Director Max Hollein provides an overview of the upcoming exhibition year at the Schirn. The extensive program ranges from the early 20th century to the present, and from painting, film, and the installation to art in the Internet.

The first thing the Schirn will do this exhibition year is go out onto the street. Street Art has meanwhile been curatorially received multiple times (most recently by our large-scale Brazilian graffiti project in Frankfurt in 2013). However, the Affichstes are the real pioneers of Street Art. In our exhibition Poetry of the Metropolis we are presenting the phenomenal works of this artist's group from the 1950s and 1960s. This presentation--organized in collaboration with the Museum Tinguely in Basel--and the catalogue surely represent a landmark and fundamental reappraisal of this art movement, which continues to be largely underestimated in terms of its significance, radicalness, and influence.

Equally as underestimated, indeed even deliberately negated by many, is the influence of the so-called barefoot prophets of the 19th century on the development of modern and contemporary art--and on one or the other of its important protagonists. We are now throwing light on this in the exhibition Artists and Prophets - A Secret History of Modern Art 1872-1972. More than two years of research have been invested in this spectacular exhibition project, which is teeming with self-proclaimed saviors, subversive missionaries, and weird "kohlrabi apostles." The Schirn is presenting striking works, sensational performances, and bizarre theories by these artists-naturists as well as unexpected connections to Egon Schiele, František Kupka, Joseph Beuys, or Friedensreich Hundertwasser. If there is an exhibition that can come up with fascinating discoveries and a variety of new insights, then it is this one.

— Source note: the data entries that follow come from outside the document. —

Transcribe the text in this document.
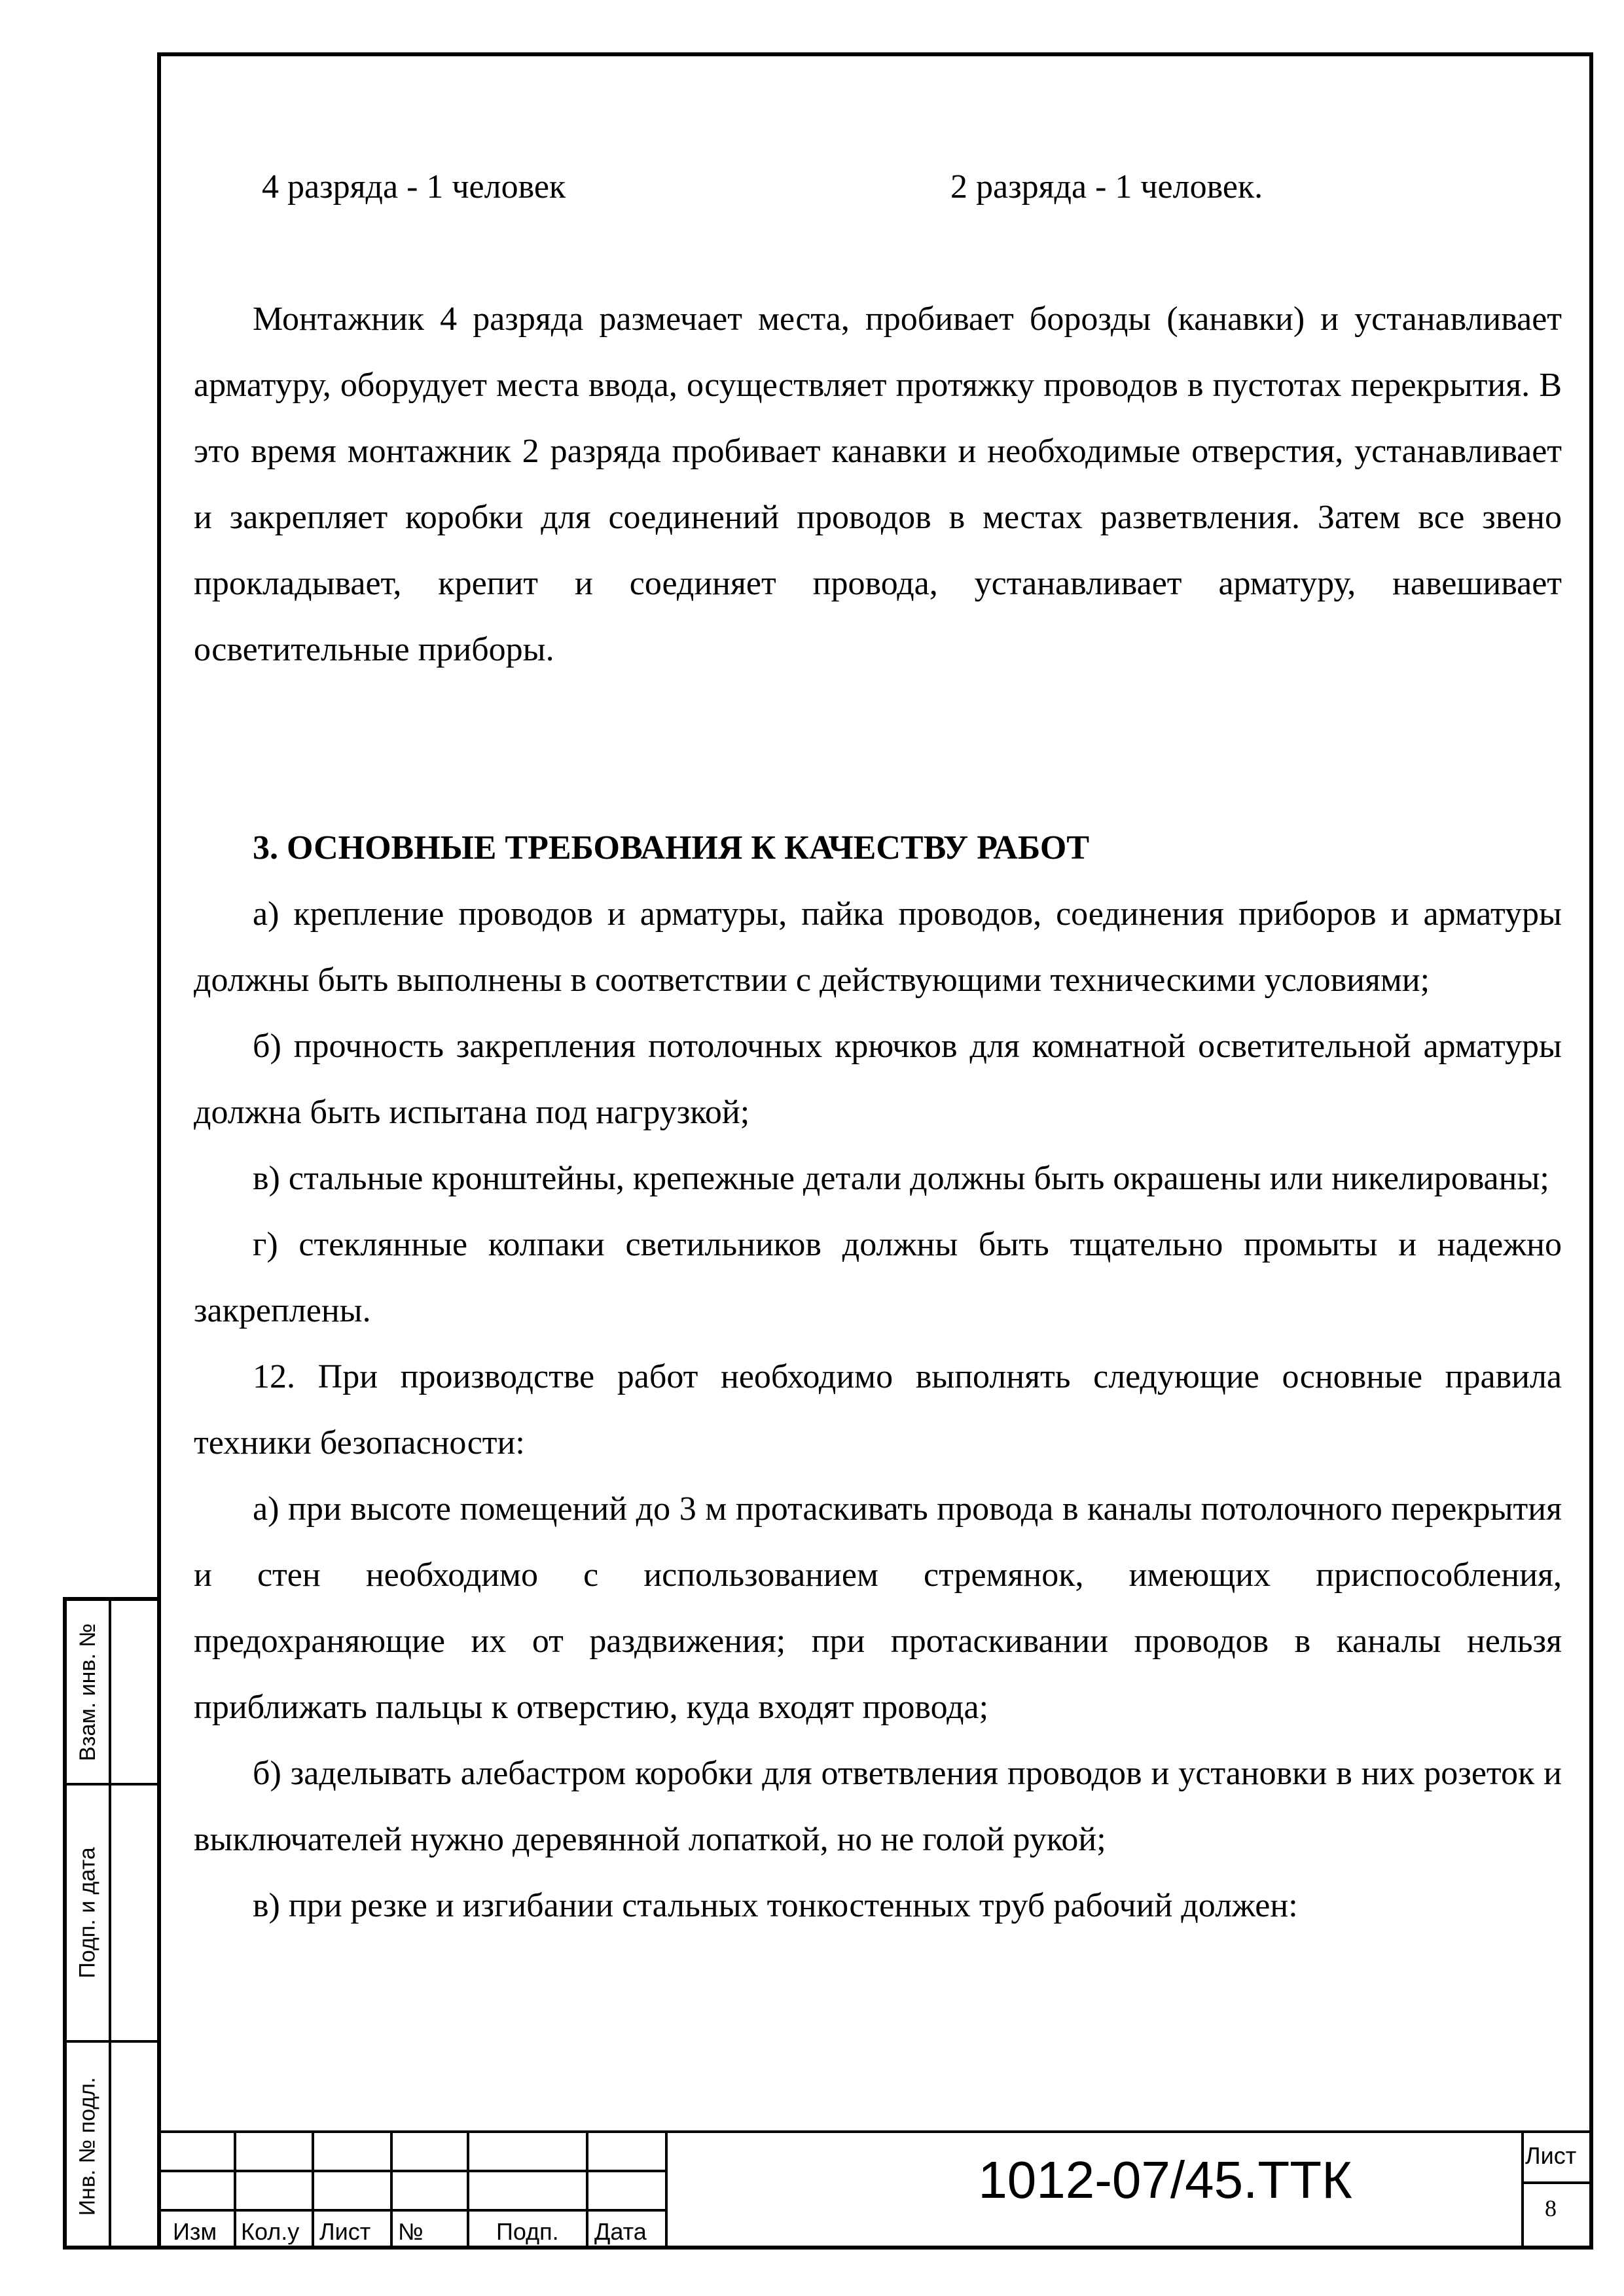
4 разряда - 1 человек	2 разряда - 1 человек.

Монтажник 4 разряда размечает места, пробивает борозды (канавки) и устанавливает арматуру, оборудует места ввода, осуществляет протяжку проводов в пустотах перекрытия. В это время монтажник 2 разряда пробивает канавки и необходимые отверстия, устанавливает и закрепляет коробки для соединений проводов в местах разветвления. Затем все звено прокладывает, крепит и соединяет провода, устанавливает арматуру, навешивает осветительные приборы.

3. ОСНОВНЫЕ ТРЕБОВАНИЯ К КАЧЕСТВУ РАБОТ

а) крепление проводов и арматуры, пайка проводов, соединения приборов и арматуры должны быть выполнены в соответствии с действующими техническими условиями;

б) прочность закрепления потолочных крючков для комнатной осветительной арматуры должна быть испытана под нагрузкой;

в) стальные кронштейны, крепежные детали должны быть окрашены или никелированы;

г) стеклянные колпаки светильников должны быть тщательно промыты и надежно закреплены.

12. При производстве работ необходимо выполнять следующие основные правила техники безопасности:

а) при высоте помещений до 3 м протаскивать провода в каналы потолочного перекрытия и стен необходимо с использованием стремянок, имеющих приспособления, предохраняющие их от раздвижения; при протаскивании проводов в каналы нельзя приближать пальцы к отверстию, куда входят провода;

б) заделывать алебастром коробки для ответвления проводов и установки в них розеток и выключателей нужно деревянной лопаткой, но не голой рукой;

в) при резке и изгибании стальных тонкостенных труб рабочий должен:

Взам. инв. №
Подп. и дата
Инв. № подл.
Изм Кол.у Лист №	Подп. Дата
1012-07/45.ТТК	Лист
8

The Schirn's Rotunda is a popular place, not only because it is an impressive gateway for our visitors and an attractive setting for taking photographs of couples just joined in marriage in the Römer, but also due to the complex artistic installations presented there. All the more so as one of Frankfurt's largest building sites--the reconstruction of the historic downtown area--is causing quite a commotion in close proximity to the Schirn. In March, Alicja Kwade is presenting a work that deals with the theme of space and time, and we may have to dig up our knowledge about the theory of relativity, the space-time continuum, and many other references.

Doug Aitken's films, sound works, and objects are spectacular, impressive, multisensory, and awesome in terms of their pull, their aesthetics, and their rhythm--indeed, they are often overwhelming. Aitken has already availed himself of any number of different venues--the National Mall in Washington, D.C., or the entire façade of the Museum of Modern Art in New York; he organized a traveling art festival in a train from New York to San Francisco, and had an art ship navigate the Bosporus between Asia and Europe. This summer, he is bringing into play the entire exhibition space of the Schirn--and beyond, for his works and his working method are boundless.

For celebrated artists, new creative phases are an important development, but also always pose a risk. Daniel Richter, one of the most influential artists of his generation and a celebrated artist in every respect, has deliberately subjected himself to these transformations several times, and has developed a highly independent, striking pictorial language both in his abstract as well as in his subsequent figural works. With his virtuosity and the accompanying, well-deserved recognition, when Richter turns to a new form it also always means working against routine. We are all the more delighted to be able to present these recently produced, highly impressive works--but enough said--that have never before been shown in public.

Long before there were large galleries such as Gagosian, Zwirner, or Hauser & Wirth, which today operate as "brands," there was already "Der Sturm" (The Storm). Originally founded in 1910 as a magazine for the promotion of Expressionism, its editor, Herwarth Walden, also established a Storm gallery, a Storm academy, Storm soirées, and a Storm stage, and the artists he represented were closely linked to the Storm. Walden also championed female artists of the period: Storm Women is a spectacular exhibition that assembles the gallery's program and thus also the female artists of Expressionism, Futurism, Constructivism, and New Objectivity. It includes numerous famous names as well as many new discoveries. An exhibition with more than 300 works that deals with modernism's female artists, great art, but also with the struggle for recognition and the difficulties women encountered in asserting themselves.

Heather Phillipson, currently one of the most interesting and most promising artists on the international art scene and who travels back and forth between genres as a distinguished writer and multimedia artist, will also present a poetic, immersive installation in the Schirn's Rotunda.

In addition, with new works specifically developed for the Schirn by Britta Thie as well as Constant Dullaart we will essentially extend the museum into digital space. And those who not only want to become acquainted with the artists of today and tomorrow in digital space on schirn.de should definitely drop by our Double Feature series, where for the past two years we have been presenting new works by international film and video artists, including a personal film favorite, every last Wednesday of the month, and followed by discussions with the artists.